A number of recent systems operate by taking information from the Web, storing it in some sort of knowledge base, and then allowing a user to query that knowledge base [14,7,11,8,13,15,19]. One bottleneck in building such an information integration system is developing ``wrappers''--programs that convert Web pages into an appropriate format for the knowledge base. Because data can be presented in many different ways on the Web, and Web pages frequently change format, building and maintaining these wrappers is often time-consuming and tedious.
A number of proposals have been made for reducing the cost of building wrappers. Data exchange standards like XML have promise; unfortunately, XML is not yet widely used, and one might expect that Web information sources using ``legacy'' formats like HTML will be common for some time. Some researchers have proposed special languages for writing wrappers [9,5], or semi-automated tools for wrapper construction . Others have implemented systems that allow wrappers to be trained from examples [12,10,16]. Although languages and learning methods for wrapper construction are useful, they do not entirely eliminate the human effort involved in ``wrapping'' a Web site; for example, if learning is used, it is still necessary for a human to label the examples given to the learner.
Most of the data extracted by wrappers is originally encoded in HTML, and is very regular and repetitive in format: generally, the pages being wrapped are well-structured tables and lists. An alternative research program would be to develop general, page-independent, heuristics for recognizing (and extracting data from) tables and lists in HTML documents. However, developing general-purpose, reliable, heuristics for table- and list-recognition is non-trivial, as users often do not implement tables and lists using the appropriate HTML constructs (e.g., <table>, <ul>, <dl>). Furthermore, any such heuristics might well require substantial effort to maintain as HTML and conventions for using it continue to evolve.
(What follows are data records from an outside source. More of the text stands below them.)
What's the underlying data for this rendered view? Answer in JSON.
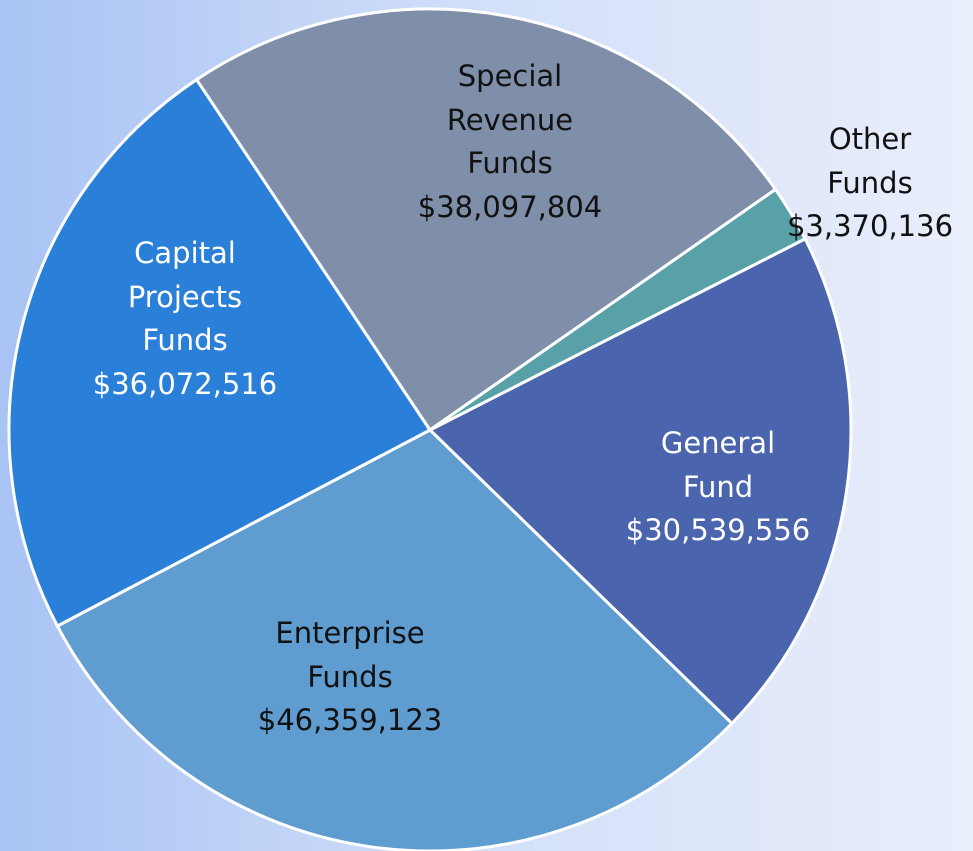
{
  "chart_data": {
    "type": "pie",
    "categories": [
      "General Fund",
      "Enterprise Funds",
      "Capital Projects Funds",
      "Special Revenue Funds",
      "Other Funds"
    ],
    "values": [
      30539556,
      46359123,
      36072516,
      38097804,
      3370136
    ],
    "value_labels": [
      "$30,539,556",
      "$46,359,123",
      "$36,072,516",
      "$38,097,804",
      "$3,370,136"
    ],
    "colors": [
      "#4a64ad",
      "#5f9cd0",
      "#2a7fd8",
      "#7f8fa9",
      "#58a1a9"
    ],
    "label_colors": [
      "#ffffff",
      "#111111",
      "#ffffff",
      "#111111",
      "#111111"
    ]
  }
}
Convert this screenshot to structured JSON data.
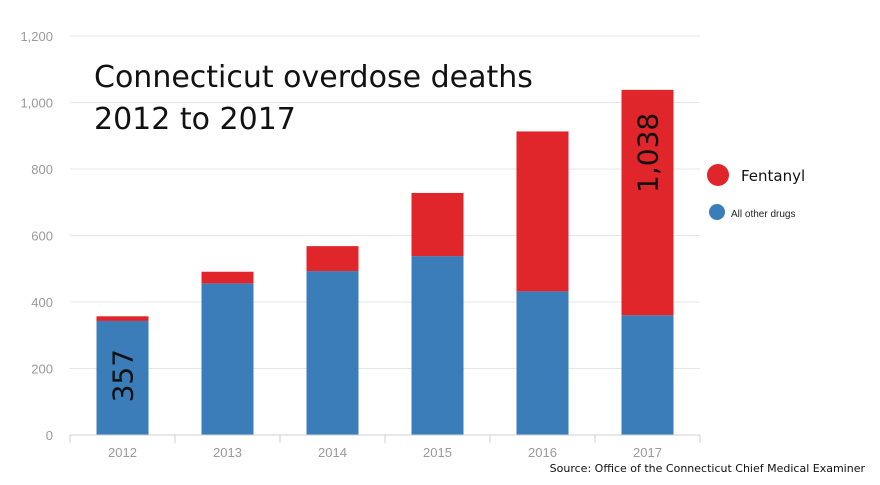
{
  "chart_data": {
    "type": "bar",
    "stacked": true,
    "title_lines": [
      "Connecticut overdose deaths",
      "2012 to 2017"
    ],
    "categories": [
      "2012",
      "2013",
      "2014",
      "2015",
      "2016",
      "2017"
    ],
    "series": [
      {
        "name": "All other drugs",
        "color": "#3b7db8",
        "values": [
          343,
          456,
          493,
          538,
          432,
          360
        ]
      },
      {
        "name": "Fentanyl",
        "color": "#e0252b",
        "values": [
          14,
          35,
          75,
          190,
          481,
          678
        ]
      }
    ],
    "yticks": [
      "0",
      "200",
      "400",
      "600",
      "800",
      "1,000",
      "1,200"
    ],
    "ylim": [
      0,
      1200
    ],
    "grid": true,
    "legend_position": "right",
    "annotations": [
      {
        "category": "2012",
        "text": "357"
      },
      {
        "category": "2017",
        "text": "1,038"
      }
    ],
    "source": "Source: Office of the Connecticut Chief Medical Examiner"
  }
}
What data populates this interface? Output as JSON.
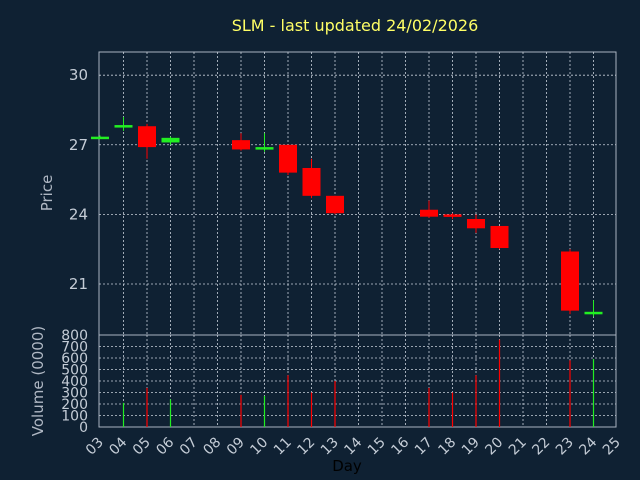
{
  "chart_data": {
    "type": "candlestick",
    "title": "SLM - last updated 24/02/2026",
    "ylabel": "Price",
    "volume_label": "Volume (0000)",
    "xlabel": "Day",
    "price_ylim": [
      18.8,
      31
    ],
    "price_ticks": [
      21,
      24,
      27,
      30
    ],
    "volume_ylim": [
      0,
      800
    ],
    "volume_ticks": [
      0,
      100,
      200,
      300,
      400,
      500,
      600,
      700,
      800
    ],
    "x_tick_labels": [
      "03",
      "04",
      "05",
      "06",
      "07",
      "08",
      "09",
      "10",
      "11",
      "12",
      "13",
      "14",
      "15",
      "16",
      "17",
      "18",
      "19",
      "20",
      "21",
      "22",
      "23",
      "24",
      "25"
    ],
    "grid": true,
    "colors": {
      "up": "#22ee22",
      "down": "#ff0000",
      "background": "#0f2133",
      "title": "#ffff66"
    },
    "candles": [
      {
        "day": "03",
        "open": 27.3,
        "high": 27.4,
        "low": 27.25,
        "close": 27.35,
        "volume": 0
      },
      {
        "day": "04",
        "open": 27.8,
        "high": 28.2,
        "low": 27.6,
        "close": 27.85,
        "volume": 210
      },
      {
        "day": "05",
        "open": 27.8,
        "high": 27.9,
        "low": 26.4,
        "close": 26.9,
        "volume": 340
      },
      {
        "day": "06",
        "open": 27.1,
        "high": 27.35,
        "low": 27.0,
        "close": 27.3,
        "volume": 240
      },
      {
        "day": "09",
        "open": 27.2,
        "high": 27.5,
        "low": 26.75,
        "close": 26.8,
        "volume": 280
      },
      {
        "day": "10",
        "open": 26.8,
        "high": 27.5,
        "low": 26.7,
        "close": 26.9,
        "volume": 270
      },
      {
        "day": "11",
        "open": 27.0,
        "high": 27.0,
        "low": 25.7,
        "close": 25.8,
        "volume": 450
      },
      {
        "day": "12",
        "open": 26.0,
        "high": 26.4,
        "low": 24.7,
        "close": 24.8,
        "volume": 300
      },
      {
        "day": "13",
        "open": 24.8,
        "high": 24.8,
        "low": 24.0,
        "close": 24.05,
        "volume": 400
      },
      {
        "day": "17",
        "open": 24.2,
        "high": 24.6,
        "low": 23.85,
        "close": 23.9,
        "volume": 340
      },
      {
        "day": "18",
        "open": 24.0,
        "high": 24.05,
        "low": 23.8,
        "close": 23.9,
        "volume": 300
      },
      {
        "day": "19",
        "open": 23.8,
        "high": 24.0,
        "low": 23.2,
        "close": 23.4,
        "volume": 450
      },
      {
        "day": "20",
        "open": 23.5,
        "high": 23.5,
        "low": 22.5,
        "close": 22.55,
        "volume": 760
      },
      {
        "day": "23",
        "open": 22.4,
        "high": 22.5,
        "low": 19.7,
        "close": 19.85,
        "volume": 580
      },
      {
        "day": "24",
        "open": 19.75,
        "high": 20.3,
        "low": 19.6,
        "close": 19.8,
        "volume": 590
      }
    ]
  }
}
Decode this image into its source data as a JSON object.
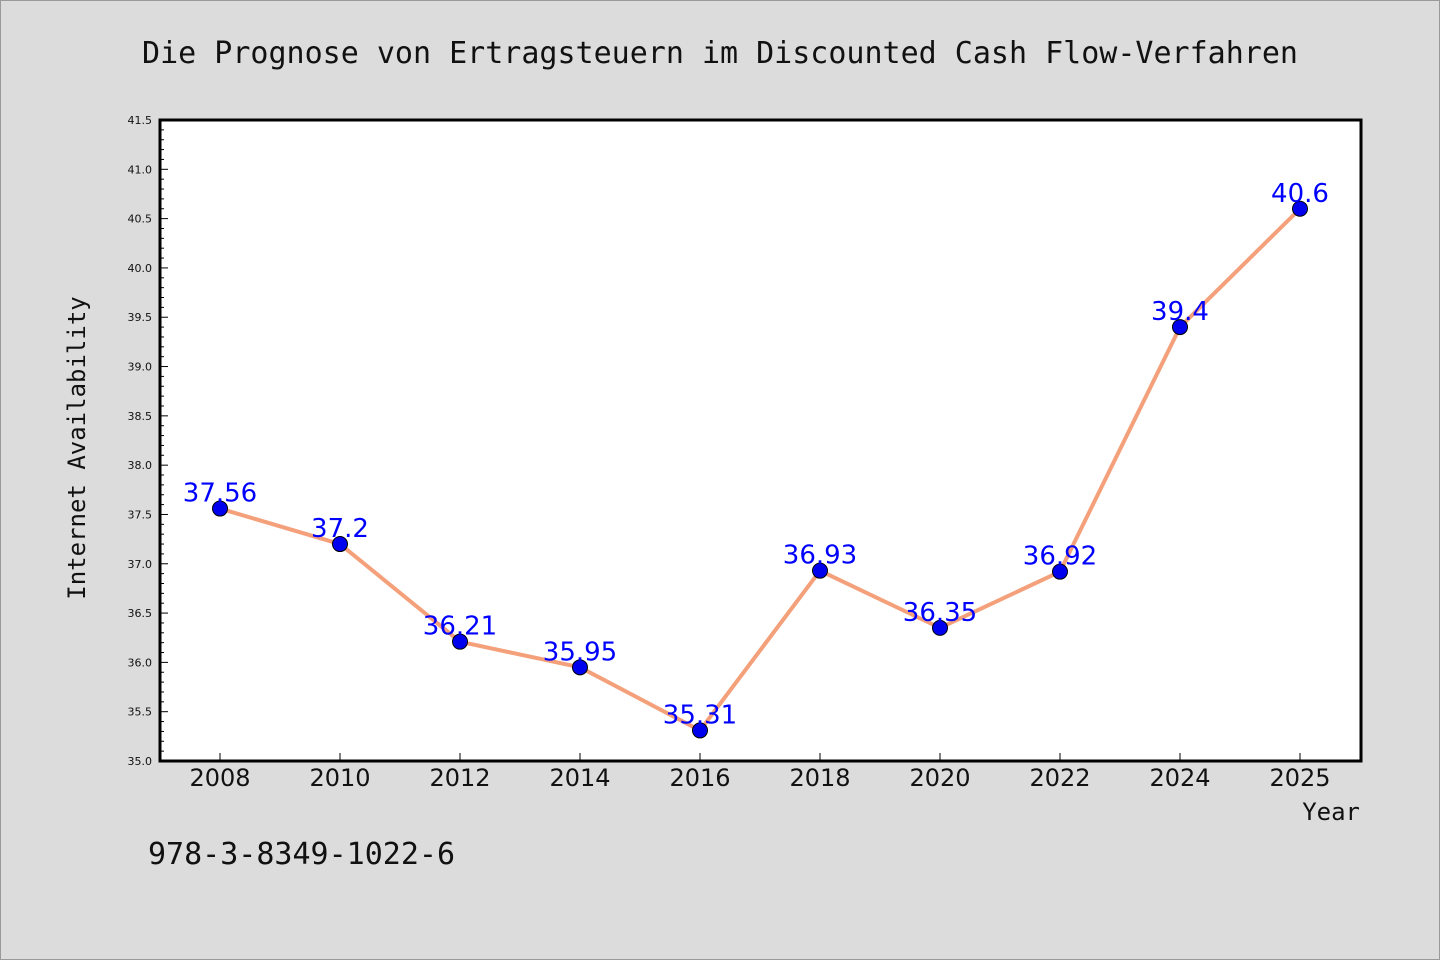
{
  "chart_data": {
    "type": "line",
    "title": "Die Prognose von Ertragsteuern im Discounted Cash Flow-Verfahren",
    "xlabel": "Year",
    "ylabel": "Internet Availability",
    "categories": [
      "2008",
      "2010",
      "2012",
      "2014",
      "2016",
      "2018",
      "2020",
      "2022",
      "2024",
      "2025"
    ],
    "series": [
      {
        "values": [
          37.56,
          37.2,
          36.21,
          35.95,
          35.31,
          36.93,
          36.35,
          36.92,
          39.4,
          40.6
        ],
        "labels": [
          "37.56",
          "37.2",
          "36.21",
          "35.95",
          "35.31",
          "36.93",
          "36.35",
          "36.92",
          "39.4",
          "40.6"
        ]
      }
    ],
    "ylim": [
      35.0,
      41.5
    ],
    "yticks": [
      "35.0",
      "35.5",
      "36.0",
      "36.5",
      "37.0",
      "37.5",
      "38.0",
      "38.5",
      "39.0",
      "39.5",
      "40.0",
      "40.5",
      "41.0",
      "41.5"
    ],
    "grid": false,
    "colors": {
      "line": "#f4a07a",
      "marker": "#0000ee",
      "label": "#0000ff",
      "plot_background": "#ffffff",
      "page_background": "#dcdcdc"
    }
  },
  "footer": {
    "isbn": "978-3-8349-1022-6"
  }
}
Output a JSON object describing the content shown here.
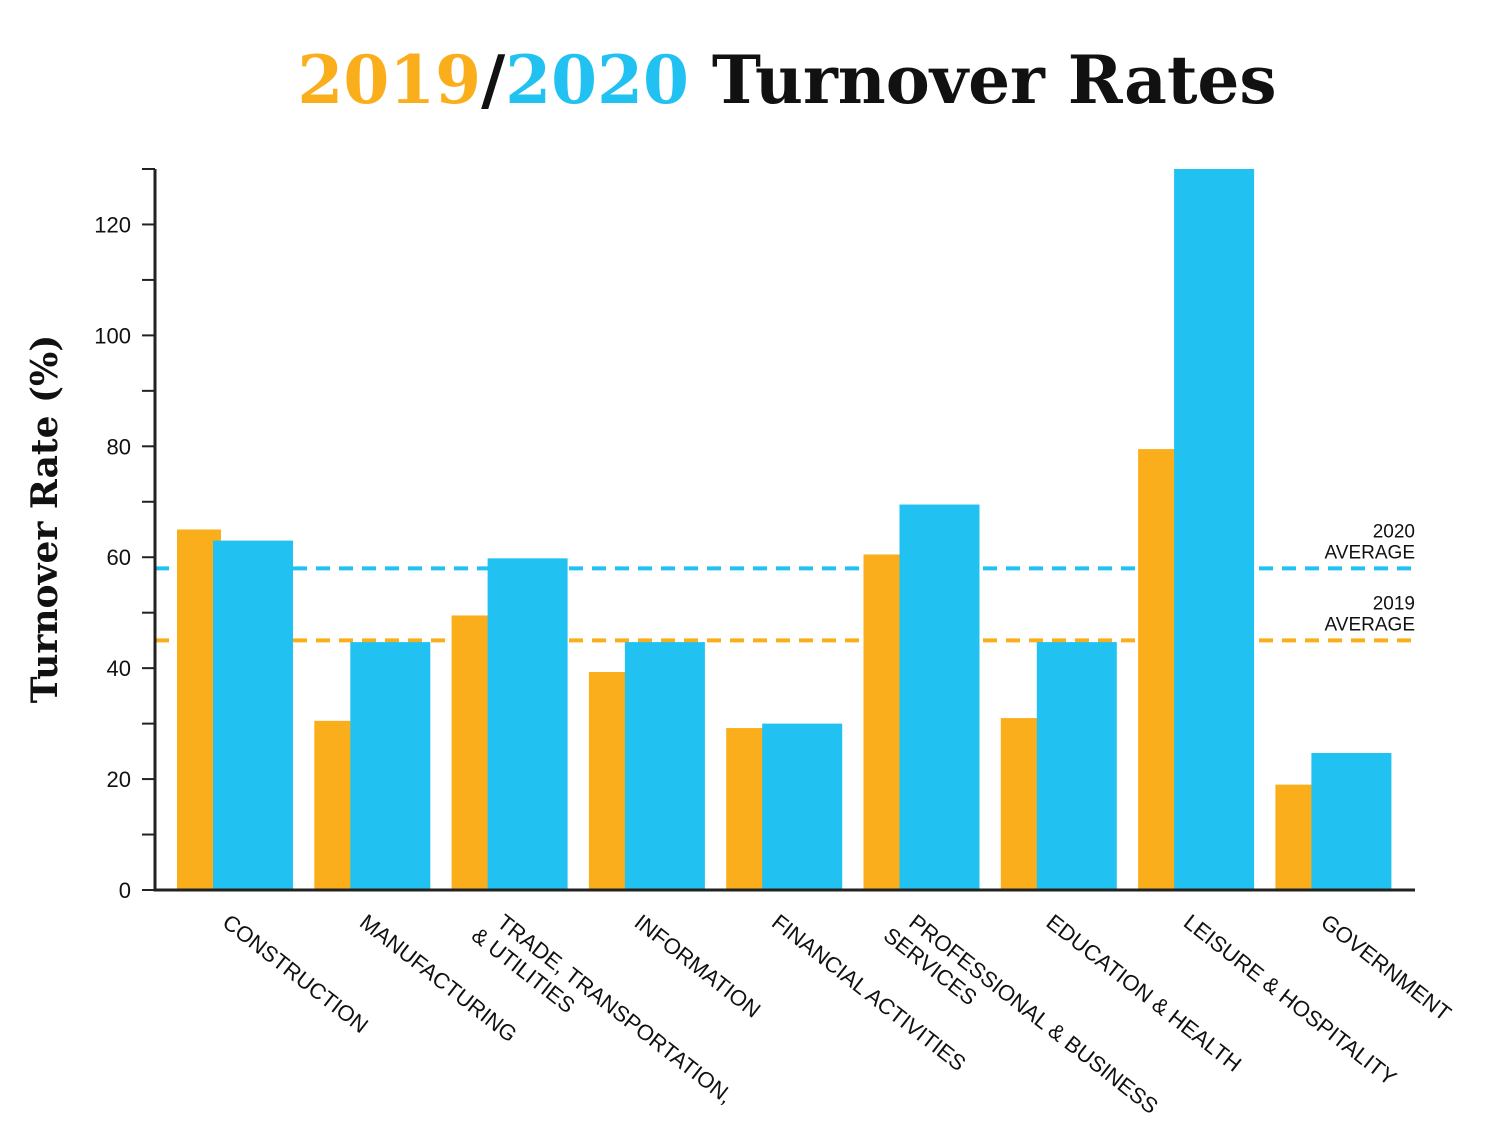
{
  "title": {
    "part_2019": "2019",
    "slash": "/",
    "part_2020": "2020",
    "rest": " Turnover Rates"
  },
  "colors": {
    "series_2019": "#FBAE1C",
    "series_2020": "#21C2F1",
    "title_text": "#111111",
    "axis": "#222222"
  },
  "chart_data": {
    "type": "bar",
    "title": "2019/2020 Turnover Rates",
    "ylabel": "Turnover Rate (%)",
    "xlabel": "",
    "ylim": [
      0,
      130
    ],
    "yticks": [
      0,
      20,
      40,
      60,
      80,
      100,
      120
    ],
    "grid": false,
    "categories": [
      "CONSTRUCTION",
      "MANUFACTURING",
      "TRADE, TRANSPORTATION, & UTILITIES",
      "INFORMATION",
      "FINANCIAL ACTIVITIES",
      "PROFESSIONAL & BUSINESS SERVICES",
      "EDUCATION & HEALTH",
      "LEISURE & HOSPITALITY",
      "GOVERNMENT"
    ],
    "category_label_lines": [
      [
        "CONSTRUCTION"
      ],
      [
        "MANUFACTURING"
      ],
      [
        "TRADE, TRANSPORTATION,",
        "& UTILITIES"
      ],
      [
        "INFORMATION"
      ],
      [
        "FINANCIAL ACTIVITIES"
      ],
      [
        "PROFESSIONAL & BUSINESS",
        "SERVICES"
      ],
      [
        "EDUCATION & HEALTH"
      ],
      [
        "LEISURE & HOSPITALITY"
      ],
      [
        "GOVERNMENT"
      ]
    ],
    "series": [
      {
        "name": "2019",
        "color": "#FBAE1C",
        "values": [
          65,
          30.5,
          49.5,
          39.3,
          29.2,
          60.5,
          31,
          79.5,
          19
        ]
      },
      {
        "name": "2020",
        "color": "#21C2F1",
        "values": [
          63,
          44.7,
          59.8,
          44.7,
          30,
          69.5,
          44.7,
          130,
          24.7
        ]
      }
    ],
    "reference_lines": [
      {
        "label_lines": [
          "2020",
          "AVERAGE"
        ],
        "value": 58,
        "color": "#21C2F1"
      },
      {
        "label_lines": [
          "2019",
          "AVERAGE"
        ],
        "value": 45,
        "color": "#FBAE1C"
      }
    ]
  }
}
In this paper, we seek to learn general, page-independent heuristics for extracting data from HTML documents. The input to our learning system is a set of working wrapper programs, paired with HTML pages they correctly wrap. The output is a general, page-independent procedure for extracting data--a procedure that works for many formats and many pages. New pages that are correctly wrapped by the learned procedure can be incorporated into a knowledge base with minimal human effort; it is only necessary to indicate where in the knowledge base the extracted information should be stored. Our method thus differs from earlier methods for learning wrappers, in which the goal of learning was a wrapper for pages with a single specific format, and a new training process is needed for each page format.
Below we will describe our learning method, and evaluate it on a collection of 84 extraction problems encountered in building applications for the information integration system WHIRL [4,5]. We first identify two types of extraction problems, namely extraction of simple lists and simple hotlists; these were the most common types of extraction problems for WHIRL, together comprising about 75% of the implemented wrappers. We then explain how this extraction problem can be reduced to a more conventional classification problem, thus allowing existing learners to be used to learn extraction heuristics. We demonstrate that around 30% of the benchmark problems can be handled perfectly by learned extraction heuristics, and around 50% of the benchmarks can be handled reasonably well. We also show that the learned heuristics are domain-independent.
We also evaluate a hybrid system that combines learned page-independent extraction heuristics with a more conventional wrapper-learning approach, in which the learner is re-trained for each page format. We show that incorporating page-independent heuristics leads to improved performance: for instance, the hybrid system gets acceptable performance on 80% of the benchmarks after seeing only 6 training examples, where as the conventional system requires 12 training examples to do as well.